By Lian Benasuly
The future of American democracy is entering dangerous territory, says author and civil rights scholar Ellis Cose, who spoke at UC Santa Barbara last week. Many states are using politics to limit the study of race and racism in schools. Black men are subject to police brutality daily in the 21st century. And leaving African American voices out of history books is only adding fuel to the fire, Cose said.
“Rewriting history makes it difficult to understand why this system sees young Black men as a threat, and often treats them as such before they treat them as anything else. It makes it hard to deal with the reality of America today,” Cose said.
Since the nation’s founding, two distinct threats to democracy in the United States have only intensified—a social threat and an institutional threat, said Cose. He blamed both the educational curriculum and our foundational institutions, including the Constitution, which led to inequities in representation.
Although both pose dangers to our democracy, the social threat presents a more pervasive risk to the future of American democracy, he said at a talk sponsored by the Walter H. Capps Center for the Study of Ethics, Religion and Public life.
“The institutional threats can be changed, if we can get a consensus of like-minded and relatively sane people to do that,” Cose said. “The [social threat] is rooted in deep emotions illogic and it’s harder to change that because you have a lot of deeply held beliefs that just don’t make sense.”
UCSB’s Capps Center partnered with Cose’s Renewing American Democracy project to bring him to campus. The project is run by Long Island University, Northwestern University’s Medill School of Journalism, and the USC Annenberg Center on Communication Leadership & Policy and aims to uplift voices left out of the conversation on American democracy.
Cose has written a dozen books that concern race, democracy and civil liberties. His talk at UCSB outlined the premise of his most recent one, “Race and Reckoning: From Founding Fathers to Today's Disruptors,” which traces how democracy in the U.S. has evolved over centuries, leading it to now enter dangerous territory.
During the event, Cose told stories about American history and his own life to address what he considers threats to our democracy.
When Cose’s daughter was seven years old, she asked him why Black people in the U.S. need a month of their own. He explained to her about the slave trade, the Jim Crow era and the civil rights movement of the 1960s. She then asked him if the U.S. president at the time of slavery was Black.
For Cose, this conversation with his daughter underscored the importance of Black History Month.
“The only president she had known had been Barack Obama,” Cose said. “From her perspective, it was perfectly logical. Why couldn’t the president be Black, or for that matter be a woman?”

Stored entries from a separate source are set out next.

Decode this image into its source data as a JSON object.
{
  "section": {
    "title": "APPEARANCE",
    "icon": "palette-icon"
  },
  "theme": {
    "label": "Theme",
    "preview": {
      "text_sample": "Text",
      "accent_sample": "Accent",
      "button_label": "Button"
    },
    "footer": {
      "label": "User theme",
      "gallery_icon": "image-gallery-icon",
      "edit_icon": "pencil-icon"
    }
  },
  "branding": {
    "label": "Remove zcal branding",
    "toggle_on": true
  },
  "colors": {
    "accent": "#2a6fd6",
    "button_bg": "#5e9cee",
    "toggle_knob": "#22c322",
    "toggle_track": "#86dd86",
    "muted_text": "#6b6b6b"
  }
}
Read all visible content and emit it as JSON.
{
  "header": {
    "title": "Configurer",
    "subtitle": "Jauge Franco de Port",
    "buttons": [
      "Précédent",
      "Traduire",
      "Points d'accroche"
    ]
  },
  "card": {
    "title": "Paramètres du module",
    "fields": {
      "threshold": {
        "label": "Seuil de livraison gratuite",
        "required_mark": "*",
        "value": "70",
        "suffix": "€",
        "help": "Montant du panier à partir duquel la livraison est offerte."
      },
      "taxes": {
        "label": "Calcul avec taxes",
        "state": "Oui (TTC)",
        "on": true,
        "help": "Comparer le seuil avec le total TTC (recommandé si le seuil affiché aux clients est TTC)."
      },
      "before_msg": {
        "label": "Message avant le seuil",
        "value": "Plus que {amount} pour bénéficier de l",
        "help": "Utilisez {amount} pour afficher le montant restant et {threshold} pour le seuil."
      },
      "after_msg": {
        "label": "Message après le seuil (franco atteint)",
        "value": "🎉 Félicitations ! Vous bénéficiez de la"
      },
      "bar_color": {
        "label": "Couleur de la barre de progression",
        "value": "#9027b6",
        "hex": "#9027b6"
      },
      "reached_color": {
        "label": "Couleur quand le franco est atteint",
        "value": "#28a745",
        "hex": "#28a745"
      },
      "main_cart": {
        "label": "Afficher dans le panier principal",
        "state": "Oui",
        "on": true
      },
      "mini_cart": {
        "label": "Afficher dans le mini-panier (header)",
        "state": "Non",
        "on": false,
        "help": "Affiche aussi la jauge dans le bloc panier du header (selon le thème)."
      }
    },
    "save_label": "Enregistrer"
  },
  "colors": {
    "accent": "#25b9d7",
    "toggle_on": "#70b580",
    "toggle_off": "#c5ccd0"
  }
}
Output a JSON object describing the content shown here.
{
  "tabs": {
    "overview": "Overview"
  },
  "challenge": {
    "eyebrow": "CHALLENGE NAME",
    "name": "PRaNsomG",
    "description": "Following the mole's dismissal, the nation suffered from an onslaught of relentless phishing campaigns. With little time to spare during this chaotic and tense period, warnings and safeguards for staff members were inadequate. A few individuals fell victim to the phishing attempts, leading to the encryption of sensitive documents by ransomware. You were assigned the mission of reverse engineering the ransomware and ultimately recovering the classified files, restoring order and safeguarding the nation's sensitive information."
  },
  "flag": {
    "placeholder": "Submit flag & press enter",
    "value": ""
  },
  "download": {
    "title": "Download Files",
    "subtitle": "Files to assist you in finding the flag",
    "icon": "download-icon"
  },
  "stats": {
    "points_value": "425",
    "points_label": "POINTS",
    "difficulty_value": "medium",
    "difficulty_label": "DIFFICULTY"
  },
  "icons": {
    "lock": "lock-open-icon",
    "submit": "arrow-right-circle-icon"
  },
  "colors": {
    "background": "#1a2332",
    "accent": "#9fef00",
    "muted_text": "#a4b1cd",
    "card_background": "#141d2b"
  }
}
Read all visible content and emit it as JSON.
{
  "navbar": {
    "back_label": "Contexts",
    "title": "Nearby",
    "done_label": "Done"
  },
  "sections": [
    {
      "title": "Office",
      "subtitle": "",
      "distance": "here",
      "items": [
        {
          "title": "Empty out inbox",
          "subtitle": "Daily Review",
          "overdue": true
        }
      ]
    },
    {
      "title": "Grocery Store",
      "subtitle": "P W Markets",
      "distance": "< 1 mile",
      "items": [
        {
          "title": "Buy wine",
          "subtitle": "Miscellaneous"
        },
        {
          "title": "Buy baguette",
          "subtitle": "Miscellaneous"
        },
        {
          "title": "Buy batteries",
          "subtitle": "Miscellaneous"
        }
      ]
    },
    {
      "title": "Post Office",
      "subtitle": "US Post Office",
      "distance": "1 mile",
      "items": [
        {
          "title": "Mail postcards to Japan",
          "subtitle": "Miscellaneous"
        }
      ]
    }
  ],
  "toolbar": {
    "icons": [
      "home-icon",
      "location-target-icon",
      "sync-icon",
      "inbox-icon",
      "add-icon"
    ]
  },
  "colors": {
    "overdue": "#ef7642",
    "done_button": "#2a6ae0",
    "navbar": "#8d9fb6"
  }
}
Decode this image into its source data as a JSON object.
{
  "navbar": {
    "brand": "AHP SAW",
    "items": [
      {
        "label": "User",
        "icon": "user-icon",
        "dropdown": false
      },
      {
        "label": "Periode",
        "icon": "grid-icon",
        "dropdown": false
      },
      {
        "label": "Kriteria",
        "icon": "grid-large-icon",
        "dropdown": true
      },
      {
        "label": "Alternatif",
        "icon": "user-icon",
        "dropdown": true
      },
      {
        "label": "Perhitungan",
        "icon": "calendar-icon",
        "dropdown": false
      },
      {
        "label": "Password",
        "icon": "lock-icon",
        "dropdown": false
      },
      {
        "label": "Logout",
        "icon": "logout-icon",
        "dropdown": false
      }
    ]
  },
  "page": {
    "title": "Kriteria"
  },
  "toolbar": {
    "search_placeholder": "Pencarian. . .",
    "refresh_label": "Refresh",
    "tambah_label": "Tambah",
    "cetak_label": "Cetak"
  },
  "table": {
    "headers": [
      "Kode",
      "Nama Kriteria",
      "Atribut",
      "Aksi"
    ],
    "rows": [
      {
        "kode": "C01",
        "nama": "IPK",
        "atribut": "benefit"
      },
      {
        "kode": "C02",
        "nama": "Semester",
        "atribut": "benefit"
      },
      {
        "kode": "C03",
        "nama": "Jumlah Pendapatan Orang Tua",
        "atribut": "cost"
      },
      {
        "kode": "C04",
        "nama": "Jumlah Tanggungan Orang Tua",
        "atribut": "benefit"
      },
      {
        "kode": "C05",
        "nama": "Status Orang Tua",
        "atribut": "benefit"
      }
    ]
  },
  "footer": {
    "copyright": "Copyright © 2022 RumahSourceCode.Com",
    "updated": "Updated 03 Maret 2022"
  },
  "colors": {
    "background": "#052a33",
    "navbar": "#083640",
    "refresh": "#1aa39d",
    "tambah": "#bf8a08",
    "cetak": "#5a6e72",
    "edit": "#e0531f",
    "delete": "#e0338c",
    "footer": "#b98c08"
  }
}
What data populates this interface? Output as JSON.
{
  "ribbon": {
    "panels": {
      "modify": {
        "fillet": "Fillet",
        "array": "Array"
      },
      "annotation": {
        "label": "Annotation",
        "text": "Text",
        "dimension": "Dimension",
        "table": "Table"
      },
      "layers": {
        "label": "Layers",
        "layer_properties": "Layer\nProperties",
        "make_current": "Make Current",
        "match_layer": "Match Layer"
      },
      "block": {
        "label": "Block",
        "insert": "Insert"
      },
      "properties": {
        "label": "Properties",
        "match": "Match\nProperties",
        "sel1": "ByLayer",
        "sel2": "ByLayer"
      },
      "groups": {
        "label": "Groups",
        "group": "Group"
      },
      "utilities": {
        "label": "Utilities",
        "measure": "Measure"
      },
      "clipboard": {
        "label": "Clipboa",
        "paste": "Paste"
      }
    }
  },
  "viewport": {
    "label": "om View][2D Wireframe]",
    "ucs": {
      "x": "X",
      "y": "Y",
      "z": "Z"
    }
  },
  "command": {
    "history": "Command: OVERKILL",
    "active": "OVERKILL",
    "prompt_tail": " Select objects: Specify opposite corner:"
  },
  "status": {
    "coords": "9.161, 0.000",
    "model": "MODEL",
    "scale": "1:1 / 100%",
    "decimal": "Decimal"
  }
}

Since America’s founding, African American narratives have consistently been left out of the educational curriculum, Cose said. So, in 1926, scholar Carter Woodson decided to establish the second week of February as Negro History Week to deepen the study of African American History in the U.S. This eventually evolved to Black History Month, officially marked since 1976.
But even in the 21st century, African American narratives are left out of the equation, Cose says, which alters how both Black and non-Black students in the U.S. come to understand the African American experience.
He noted that 18 states have passed anti-Critical Race Theory laws to impose restrictions on curriculum about race and racism that may engender “feelings of guilt” in students for past actions by others of their race.
“The purpose of [this] legislation is to protect supposedly vulnerable people from dangerous history. Because if school kids are taught that we had a history that had some ugly stuff, and that had some discriminatory stuff, then they may find it hard to sleep at night,” Cose said. “Therefore, it’s much better to just ignore that history altogether.”
But protecting some individuals from feelings of guilt and shame will not create a more equitable future in the U.S., because selective history compels people to conform to the status quo, he believes.
“Rewriting history makes it easy to accept that where we are now in terms of disparities is the natural order, as opposed to being something that was created by society,” Cose said.
Institutions and foundational documents that this country was built upon—including the Constitution—pose an addition threat to democracy. To illustrate this, Cose cited differences in U.S. demographics in the late 1700s compared to now.
In 1779, Virginia was the most populous state at only eight times the size of the smallest state, Delaware. But now, the most populated state—California—is 67 times the size of the smallest state—Wyoming. So, the two-senator rule written into the Constitution does not make sense for our democracy today, Cose says.
“We have this document here, which has helped this country to survive but also has this structure that has made us into an increasingly undemocratic society,” Cose said. “The Constitution was created by geniuses and worked quite well for 1789 America. But we don’t live in that America anymore.”
Still, Cose doesn’t believe young Americans need lose all hope. He urges Generation Z to elect people to Congress who they believe will help find solutions to these threats.
“It’s going to take a lot of effort by a lot of people, but I don’t think individuals are powerless in society. I think if we acknowledge this, then that will lead us in a better direction,” Cose said.
Lian Benasuly is a fourth-year student studying communication and minoring in professional writing through the journalism track. She is a web and social media intern for the Division of Humanities and Fine Arts.